Inferring Protein-Protein Interactions from Protein
Domain Combinations

Jesus Izaguirre, PhD,
Department of Computer Science and Engineering
University of Notre Dame

December 3rd, 2004, 12 - 1 pm in room 1210 Medical Sciences Center (1300 University Ave.)


A goal of contemporary proteome research is the elucidation of the protein-protein interactions in the cell. Based on currently available protein-protein interaction and domain data of S. cerevisiae, we introduce a novel method, Maximum Specificity Set Cover (MSSC), to predict protein-protein interactions. This algorithm features two stages: First, we select high quality protein-protein interactions that participate in topological motifs based on a clustering measure.
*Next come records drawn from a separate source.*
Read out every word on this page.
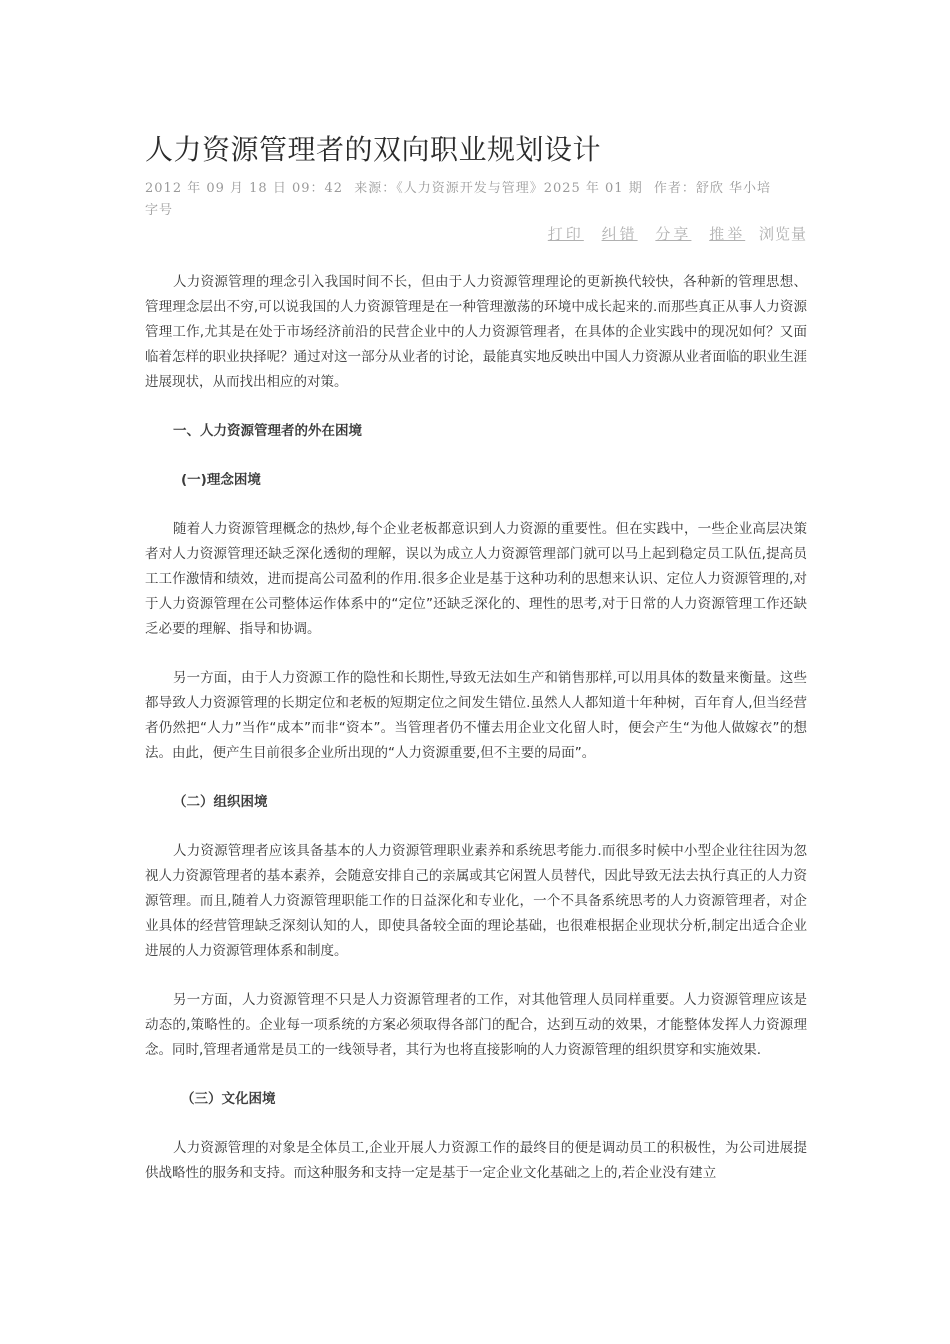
人力资源管理者的双向职业规划设计
2012 年 09 月 18 日 09：42 来源：《人力资源开发与管理》2025 年 01 期 作者：舒欣 华小培
字号
打印 纠错 分享 推举 浏览量

人力资源管理的理念引入我国时间不长，但由于人力资源管理理论的更新换代较快，各种新的管理思想、管理理念层出不穷,可以说我国的人力资源管理是在一种管理激荡的环境中成长起来的.而那些真正从事人力资源管理工作,尤其是在处于市场经济前沿的民营企业中的人力资源管理者，在具体的企业实践中的现况如何？又面临着怎样的职业抉择呢？通过对这一部分从业者的讨论，最能真实地反映出中国人力资源从业者面临的职业生涯进展现状，从而找出相应的对策。

一、人力资源管理者的外在困境
(一)理念困境

随着人力资源管理概念的热炒,每个企业老板都意识到人力资源的重要性。但在实践中，一些企业高层决策者对人力资源管理还缺乏深化透彻的理解，误以为成立人力资源管理部门就可以马上起到稳定员工队伍,提高员工工作激情和绩效，进而提高公司盈利的作用.很多企业是基于这种功利的思想来认识、定位人力资源管理的,对于人力资源管理在公司整体运作体系中的“定位”还缺乏深化的、理性的思考,对于日常的人力资源管理工作还缺乏必要的理解、指导和协调。

另一方面，由于人力资源工作的隐性和长期性,导致无法如生产和销售那样,可以用具体的数量来衡量。这些都导致人力资源管理的长期定位和老板的短期定位之间发生错位.虽然人人都知道十年种树，百年育人,但当经营者仍然把“人力”当作“成本”而非“资本”。当管理者仍不懂去用企业文化留人时，便会产生“为他人做嫁衣”的想法。由此，便产生目前很多企业所出现的“人力资源重要,但不主要的局面”。

（二）组织困境

人力资源管理者应该具备基本的人力资源管理职业素养和系统思考能力.而很多时候中小型企业往往因为忽视人力资源管理者的基本素养，会随意安排自己的亲属或其它闲置人员替代，因此导致无法去执行真正的人力资源管理。而且,随着人力资源管理职能工作的日益深化和专业化，一个不具备系统思考的人力资源管理者，对企业具体的经营管理缺乏深刻认知的人，即使具备较全面的理论基础，也很难根据企业现状分析,制定出适合企业进展的人力资源管理体系和制度。

另一方面，人力资源管理不只是人力资源管理者的工作，对其他管理人员同样重要。人力资源管理应该是动态的,策略性的。企业每一项系统的方案必须取得各部门的配合，达到互动的效果，才能整体发挥人力资源理念。同时,管理者通常是员工的一线领导者，其行为也将直接影响的人力资源管理的组织贯穿和实施效果.

（三）文化困境

人力资源管理的对象是全体员工,企业开展人力资源工作的最终目的便是调动员工的积极性，为公司进展提供战略性的服务和支持。而这种服务和支持一定是基于一定企业文化基础之上的,若企业没有建立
Second, we use MSSC to assign probabilities to domain pairs. MSSC is also modified to include the possibility of having more than one domain from each protein causing the protein-protein interaction. This approach allows us to predict previously unknown protein-protein interactions with a degree of sensitivity and specificity that clearly out-scores other approaches. We find that the predicted interaction network preserves the characteristics of the initial web of protein-protein interactions. We also observe high levels of coexpression among putative interactions. We extend our method to infer protein-protein interactions in multicellular organisms where interaction data currently does not exist. Starting from predictions in yeast, we find a set of orthologous interactions in A. thaliana, C. elegans, D. melanogaster, M. musculus, and H. sapiens.